Julie Langford and Heather Vincent
In this essay we examine how Juvenal’s eighth satire employs echoes of Cicero’s Somnium Scipionis and Tacitus’ Agricola in order to bring the contemporary moral and social landscape into sharp relief. Each of these texts leads the reader to imagine noble ancestors who gaze at their descendants, whether from celestial habitations, funerary masks, or statuary (Somn.13, 19; Agr. 46.1-3, Sat. 8.1-18). In Cicero’s imagination, as in Tacitus’, the ancestral gaze fosters virtus in the descendants but is most powerful when it encompasses the mutual participation of the minores and maiores gentis. In Juvenal, however, this powerful symbol of political stability and virtus, exists only in perverse imitation; the imagines maiorum which once decorated senatorial homes as testament to the panoptic control of ancestral values have been replaced by halls of neglected and disfigured statuary. From the atria filled with limbless, earless, and noseless effigies in Satire 8 to the disapproval of the moon and stars above illicit liaisons (6.306-313, 8.144-154), we are everywhere confronted with the idea that in Juvenal’s Rome, nobiles are deeply out-of-touch with the past and with the true nature of Roman virtus. As Shadi Bartsch puts it in her discussion of panegyric, the latter portion of the 1st century marks a period of instability in ethical rhetoric wherein the nomenclature that once signified the most important Roman values becomes an empty cipher (Bartsch 1994: 185-6). Such a “collapse of signification” also lies at the heart of Juvenal’s eighth satire where ghosts of Cicero’s Scipiones and Tacitus’ Agricola illuminate the fissure between Republic and Empire, past and present, the substance of virtus and its representation.
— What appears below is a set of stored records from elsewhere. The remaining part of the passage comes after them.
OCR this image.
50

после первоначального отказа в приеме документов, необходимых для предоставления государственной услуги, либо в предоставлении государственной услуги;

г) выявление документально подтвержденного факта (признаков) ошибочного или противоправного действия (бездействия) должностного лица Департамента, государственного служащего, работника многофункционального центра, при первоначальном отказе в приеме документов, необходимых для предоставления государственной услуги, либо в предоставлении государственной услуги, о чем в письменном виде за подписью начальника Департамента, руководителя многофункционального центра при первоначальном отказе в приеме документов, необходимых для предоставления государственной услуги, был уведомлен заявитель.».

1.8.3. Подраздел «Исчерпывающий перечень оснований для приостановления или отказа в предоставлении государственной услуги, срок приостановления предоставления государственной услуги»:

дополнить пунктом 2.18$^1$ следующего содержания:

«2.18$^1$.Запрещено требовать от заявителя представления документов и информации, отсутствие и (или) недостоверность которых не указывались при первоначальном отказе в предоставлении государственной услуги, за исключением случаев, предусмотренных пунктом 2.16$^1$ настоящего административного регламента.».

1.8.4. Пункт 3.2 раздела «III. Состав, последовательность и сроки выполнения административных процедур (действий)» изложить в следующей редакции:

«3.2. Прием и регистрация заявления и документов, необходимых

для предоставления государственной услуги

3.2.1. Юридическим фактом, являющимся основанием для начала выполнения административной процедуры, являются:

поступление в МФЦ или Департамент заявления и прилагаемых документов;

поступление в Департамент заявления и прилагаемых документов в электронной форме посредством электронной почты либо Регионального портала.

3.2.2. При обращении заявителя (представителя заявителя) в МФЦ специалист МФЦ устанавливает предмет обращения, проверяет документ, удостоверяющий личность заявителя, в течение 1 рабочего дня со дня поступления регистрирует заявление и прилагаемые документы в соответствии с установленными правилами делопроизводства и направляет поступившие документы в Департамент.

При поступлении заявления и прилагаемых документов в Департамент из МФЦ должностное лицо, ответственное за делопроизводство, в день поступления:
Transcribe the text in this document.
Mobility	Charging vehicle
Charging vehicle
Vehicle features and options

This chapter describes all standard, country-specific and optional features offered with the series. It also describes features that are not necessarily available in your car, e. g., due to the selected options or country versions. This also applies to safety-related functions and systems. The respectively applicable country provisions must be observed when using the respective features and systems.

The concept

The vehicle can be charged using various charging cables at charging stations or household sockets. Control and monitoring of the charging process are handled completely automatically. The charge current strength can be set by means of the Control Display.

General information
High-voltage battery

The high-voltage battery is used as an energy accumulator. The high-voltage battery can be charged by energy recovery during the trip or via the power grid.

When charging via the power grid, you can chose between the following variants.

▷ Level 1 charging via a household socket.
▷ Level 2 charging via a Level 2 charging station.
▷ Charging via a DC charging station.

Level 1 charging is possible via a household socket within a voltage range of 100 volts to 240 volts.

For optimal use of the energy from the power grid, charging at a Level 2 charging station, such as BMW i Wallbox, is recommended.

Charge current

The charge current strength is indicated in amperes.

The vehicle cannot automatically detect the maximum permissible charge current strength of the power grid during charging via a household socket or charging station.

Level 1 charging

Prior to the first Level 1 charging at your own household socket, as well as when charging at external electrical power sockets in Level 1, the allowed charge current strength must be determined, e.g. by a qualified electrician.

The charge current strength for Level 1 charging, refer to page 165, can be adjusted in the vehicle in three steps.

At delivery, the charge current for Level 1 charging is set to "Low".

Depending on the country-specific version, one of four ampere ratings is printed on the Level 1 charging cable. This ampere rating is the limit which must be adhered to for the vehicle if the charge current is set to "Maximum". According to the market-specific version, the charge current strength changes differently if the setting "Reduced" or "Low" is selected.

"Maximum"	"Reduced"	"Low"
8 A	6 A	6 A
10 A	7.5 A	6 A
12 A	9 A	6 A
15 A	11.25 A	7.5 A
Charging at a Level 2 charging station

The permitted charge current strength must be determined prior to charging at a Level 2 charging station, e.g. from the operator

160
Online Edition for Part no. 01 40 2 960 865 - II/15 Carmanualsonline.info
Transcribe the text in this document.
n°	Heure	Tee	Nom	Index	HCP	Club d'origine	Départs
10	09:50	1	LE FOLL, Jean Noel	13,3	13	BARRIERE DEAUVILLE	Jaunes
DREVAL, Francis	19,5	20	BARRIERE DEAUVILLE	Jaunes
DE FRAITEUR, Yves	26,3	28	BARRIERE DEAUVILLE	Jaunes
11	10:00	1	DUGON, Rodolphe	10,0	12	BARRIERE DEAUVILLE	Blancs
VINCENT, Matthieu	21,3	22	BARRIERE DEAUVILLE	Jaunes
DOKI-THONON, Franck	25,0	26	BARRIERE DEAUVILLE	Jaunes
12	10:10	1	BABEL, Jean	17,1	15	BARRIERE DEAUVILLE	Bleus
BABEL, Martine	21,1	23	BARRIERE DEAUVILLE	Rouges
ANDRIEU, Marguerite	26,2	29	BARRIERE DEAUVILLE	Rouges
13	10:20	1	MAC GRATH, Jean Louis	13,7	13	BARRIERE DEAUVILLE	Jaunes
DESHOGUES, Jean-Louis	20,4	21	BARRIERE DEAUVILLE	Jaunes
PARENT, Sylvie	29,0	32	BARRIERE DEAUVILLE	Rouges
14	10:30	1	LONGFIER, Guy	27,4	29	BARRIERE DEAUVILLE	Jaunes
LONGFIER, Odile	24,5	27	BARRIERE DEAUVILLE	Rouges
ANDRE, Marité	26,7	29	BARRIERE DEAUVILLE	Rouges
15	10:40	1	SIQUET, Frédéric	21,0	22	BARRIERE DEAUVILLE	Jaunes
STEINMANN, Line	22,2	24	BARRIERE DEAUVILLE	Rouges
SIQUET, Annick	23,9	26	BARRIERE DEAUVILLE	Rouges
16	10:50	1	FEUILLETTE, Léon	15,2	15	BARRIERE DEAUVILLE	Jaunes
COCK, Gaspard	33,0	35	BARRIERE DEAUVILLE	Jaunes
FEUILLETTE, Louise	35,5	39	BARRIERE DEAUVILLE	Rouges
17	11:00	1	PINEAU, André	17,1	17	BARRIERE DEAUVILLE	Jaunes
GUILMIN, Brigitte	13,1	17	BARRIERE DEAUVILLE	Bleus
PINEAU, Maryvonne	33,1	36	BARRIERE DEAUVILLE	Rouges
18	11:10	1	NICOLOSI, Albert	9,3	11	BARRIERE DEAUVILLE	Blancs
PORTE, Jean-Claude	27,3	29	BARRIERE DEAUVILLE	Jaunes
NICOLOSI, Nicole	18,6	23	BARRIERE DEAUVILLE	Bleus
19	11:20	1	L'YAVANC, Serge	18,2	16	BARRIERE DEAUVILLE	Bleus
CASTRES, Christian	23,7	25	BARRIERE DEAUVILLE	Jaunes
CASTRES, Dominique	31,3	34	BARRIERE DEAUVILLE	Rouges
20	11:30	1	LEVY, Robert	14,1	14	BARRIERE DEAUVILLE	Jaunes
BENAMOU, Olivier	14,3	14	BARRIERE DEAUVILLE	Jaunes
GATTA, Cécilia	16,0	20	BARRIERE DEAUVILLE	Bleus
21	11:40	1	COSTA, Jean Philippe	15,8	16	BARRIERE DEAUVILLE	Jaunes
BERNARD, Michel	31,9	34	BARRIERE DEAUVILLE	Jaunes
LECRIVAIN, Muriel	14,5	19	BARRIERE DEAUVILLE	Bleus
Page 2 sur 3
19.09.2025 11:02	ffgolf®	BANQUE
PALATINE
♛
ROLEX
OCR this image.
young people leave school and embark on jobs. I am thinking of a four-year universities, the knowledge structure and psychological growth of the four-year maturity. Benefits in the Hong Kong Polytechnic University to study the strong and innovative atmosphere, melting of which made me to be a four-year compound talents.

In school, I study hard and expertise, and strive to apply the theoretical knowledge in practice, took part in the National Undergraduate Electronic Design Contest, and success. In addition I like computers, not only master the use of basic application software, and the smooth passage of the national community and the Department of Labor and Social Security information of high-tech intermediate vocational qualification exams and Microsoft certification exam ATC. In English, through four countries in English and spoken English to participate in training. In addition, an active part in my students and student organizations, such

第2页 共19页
Juvenal’s nobiles are twisted distortions of their august ancestors in at least three regards: in their elemental make up (wet/muddy vs. fiery/airy); in the improper focus of their gaze (earthward vs. heavenward); and in their willingness to “see” virtue, both literally and metaphorically. In the Somnium, Scipio Aemilianus is exhorted by his ancestor to "Look up" to the Milky Way, the cluster of stars that is comprised of the souls of great Romans of the past (13, 16, 20). Their souls represent the Aristotelian ideal of manliness -- fiery and hot (cf. Arist. GA 765b 8, PA 648a 28; cf. Anon. On Regimen i.34; Flemming 2000); their brilliance emanates earthward as if to beckon the emulation of their descendants or really any truly virtuous Roman (13, 16; cf. Tac. Agr. 46). But in Juvenal, pinguis Lateranus patently ignores his ancestors both in the tombs on the road beside him and in the stars above. Beneath his Gallic cloak, he focuses earthward and the mulio consul cannot see beyond the mules he drives, as if to suggest an ontological connection between the two hybrid beasts (141-162; cf. Cic. Somn. 17, Sall. BC 1.1). Lineage alone cannot save Lateranus, for nobilitas sola est atque unica virtus (19). In this, Juvenal echoes Tacitus and Cicero who identify virtus as the provenance of the invisible rarified soul. Such virtus is apprehensible to every Roman citizen, not merely those whose identity as nobiles rests in stemmata. Tacitus and Cicero exhort their readers to shape their souls so as to despise the visible matter whose visage is as malleable as the waxen masks of the ancestors. By contrast, Juvenal implicates his readers in the moral failure of his contemporary milieu. He encourages them to be a Paulus or Cossus or Drusus -- if only they can.